Huzursuz ve yorgunuz!

Deniz Gezmiş, Hüseyin İnan ve Yusuf Arslan, bu ülkenin bağımsızlığı için hayatlarını feda etmişlerdir. Onların tek isteği, tam bağımsız Türkiye, özgür bir ülke, kardeşçe herkesin yaşayabileceği bir coğrafya.  Onlar bu ülkenin yüz akı, onuru oldular. Hiç bir çıkar gözetmeden tam bağımsız,eşit ve kardeşçe yaşabilecek bir ülke için hayatlarını ortaya koydular. Onların ölümlerini bir kez daha acı içinde anarken, bağımsız ve özgür bir ülke umudumu hala koruyorum.

*****

Doğru olduğunu bildiğin yolda ilerle, kim ne derse desin. “Normal“ olduğu söylenen her şeye, kuşkuyla yaklaş!

-Karl Marx

Ölesiye çalışarak kazanma hırsı, başarı güdüsü ve sahip olma tutkusu, ekonomik etkinlikleri insan yaşamının ana hedefi ve amacı haline getirerek, insanın doğal yaşamdan ve ahlaki değerlerden uzaklaşmasına neden olur. Gerçekten şimdi o anları yaşıyoruz. Yozlaşmış ve kendi kaderine terk edilmiş bir ülke, yoksulluk alabildiğine. Cinnet halleri baş göstermekte….

*****

“Bir yanım olabildiğince huzursuz ve yorgun. Diğer yanım mucizelere ve düşlerin gerçek olabileceğine halen inanıyor ve heyecanını koruyor. Bu iki yan arasında ben, eziliyorum.” Frida Kahlo

Alışkanlıkları değiştirmek gerekiyor. Daha az sosyal medya, daha çok doğa, daha çok kitap.

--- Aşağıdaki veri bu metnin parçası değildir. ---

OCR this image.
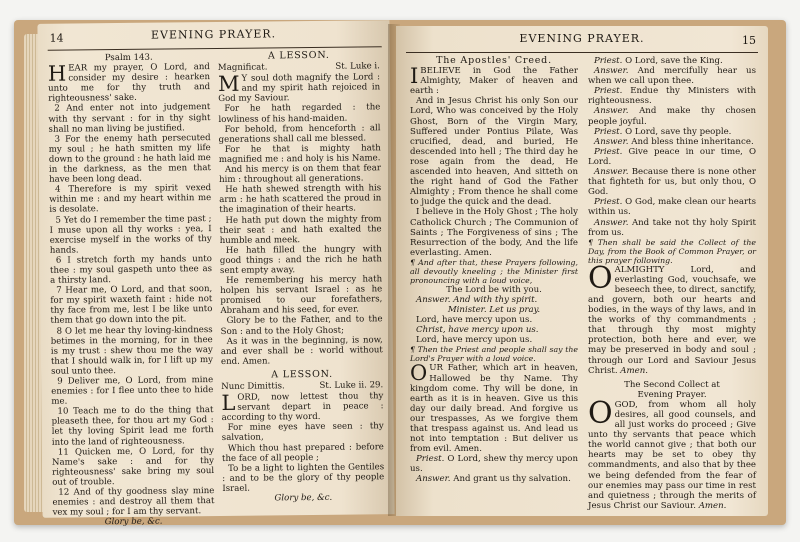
14	EVENING PRAYER.

Psalm 143.

HEAR my prayer, O Lord, and consider my desire : hearken unto me for thy truth and righteousness' sake.

2 And enter not into judgement with thy servant : for in thy sight shall no man living be justified.

3 For the enemy hath persecuted my soul ; he hath smitten my life down to the ground : he hath laid me in the darkness, as the men that have been long dead.

4 Therefore is my spirit vexed within me : and my heart within me is desolate.

5 Yet do I remember the time past ; I muse upon all thy works : yea, I exercise myself in the works of thy hands.

6 I stretch forth my hands unto thee : my soul gaspeth unto thee as a thirsty land.

7 Hear me, O Lord, and that soon, for my spirit waxeth faint : hide not thy face from me, lest I be like unto them that go down into the pit.

8 O let me hear thy loving-kindness betimes in the morning, for in thee is my trust : shew thou me the way that I should walk in, for I lift up my soul unto thee.

9 Deliver me, O Lord, from mine enemies : for I flee unto thee to hide me.

10 Teach me to do the thing that pleaseth thee, for thou art my God : let thy loving Spirit lead me forth into the land of righteousness.

11 Quicken me, O Lord, for thy Name's sake : and for thy righteousness' sake bring my soul out of trouble.

12 And of thy goodness slay mine enemies : and destroy all them that vex my soul ; for I am thy servant.

Glory be, &c.

A LESSON.

Magnificat.	St. Luke i.

M Y soul doth magnify the Lord : and my spirit hath rejoiced in God my Saviour.

For he hath regarded : the lowliness of his hand-maiden.

For behold, from henceforth : all generations shall call me blessed.

For he that is mighty hath magnified me : and holy is his Name.

And his mercy is on them that fear him : throughout all generations.

He hath shewed strength with his arm : he hath scattered the proud in the imagination of their hearts.

He hath put down the mighty from their seat : and hath exalted the humble and meek.

He hath filled the hungry with good things : and the rich he hath sent empty away.

He remembering his mercy hath holpen his servant Israel : as he promised to our forefathers, Abraham and his seed, for ever.

Glory be to the Father, and to the Son : and to the Holy Ghost;

As it was in the beginning, is now, and ever shall be : world without end. Amen.

A LESSON.

Nunc Dimittis.	St. Luke ii. 29.

LORD, now lettest thou thy servant depart in peace : according to thy word.

For mine eyes have seen : thy salvation,

Which thou hast prepared : before the face of all people ;

To be a light to lighten the Gentiles : and to be the glory of thy people Israel.

Glory be, &c.

EVENING PRAYER.	15

The Apostles' Creed.

IBELIEVE in God the Father Almighty, Maker of heaven and earth :

And in Jesus Christ his only Son our Lord, Who was conceived by the Holy Ghost, Born of the Virgin Mary, Suffered under Pontius Pilate, Was crucified, dead, and buried, He descended into hell ; The third day he rose again from the dead, He ascended into heaven, And sitteth on the right hand of God the Father Almighty ; From thence he shall come to judge the quick and the dead.

I believe in the Holy Ghost ; The holy Catholick Church ; The Communion of Saints ; The Forgiveness of sins ; The Resurrection of the body, And the life everlasting. Amen.

¶ And after that, these Prayers following, all devoutly kneeling ; the Minister first pronouncing with a loud voice,

The Lord be with you.

Answer. And with thy spirit.

Minister. Let us pray.

Lord, have mercy upon us.

Christ, have mercy upon us.

Lord, have mercy upon us.

¶ Then the Priest and people shall say the Lord's Prayer with a loud voice.

OUR Father, which art in heaven, Hallowed be thy Name. Thy kingdom come. Thy will be done, in earth as it is in heaven. Give us this day our daily bread. And forgive us our trespasses, As we forgive them that trespass against us. And lead us not into temptation : But deliver us from evil. Amen.

Priest. O Lord, shew thy mercy upon us.

Answer. And grant us thy salvation.

Priest. O Lord, save the King.

Answer. And mercifully hear us when we call upon thee.

Priest. Endue thy Ministers with righteousness.

Answer. And make thy chosen people joyful.

Priest. O Lord, save thy people.

Answer. And bless thine inheritance.

Priest. Give peace in our time, O Lord.

Answer. Because there is none other that fighteth for us, but only thou, O God.

Priest. O God, make clean our hearts within us.

Answer. And take not thy holy Spirit from us.

¶ Then shall be said the Collect of the Day, from the Book of Common Prayer, or this prayer following.

OALMIGHTY Lord, and everlasting God, vouchsafe, we beseech thee, to direct, sanctify, and govern, both our hearts and bodies, in the ways of thy laws, and in the works of thy commandments ; that through thy most mighty protection, both here and ever, we may be preserved in body and soul ; through our Lord and Saviour Jesus Christ. Amen.

The Second Collect at

Evening Prayer.

OGOD, from whom all holy desires, all good counsels, and all just works do proceed ; Give unto thy servants that peace which the world cannot give ; that both our hearts may be set to obey thy commandments, and also that by thee we being defended from the fear of our enemies may pass our time in rest and quietness ; through the merits of Jesus Christ our Saviour. Amen.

Sosyal etkinlikler sınırlanmış olsa da es,dost ve akrabalarla daha çok iletişim. Dar ve sınırlı alanlardan geniş ve farklı alanlara yönelim.Hayatın farkına varalım…İnsan olduğumuzu unutmadan…

Yazımı Ahmet Telli’nin ölümsüz bir şiiri ile bitirmek istiyorum…

“Söz / de sararır biterken bir aşk.

Kediye iyi bak çiçekleri sula.

Diyorsam da aldırma sözlerime.

Alışkanlık işte başka birşey değil.

Söz / de sararır biterken bir aşk ”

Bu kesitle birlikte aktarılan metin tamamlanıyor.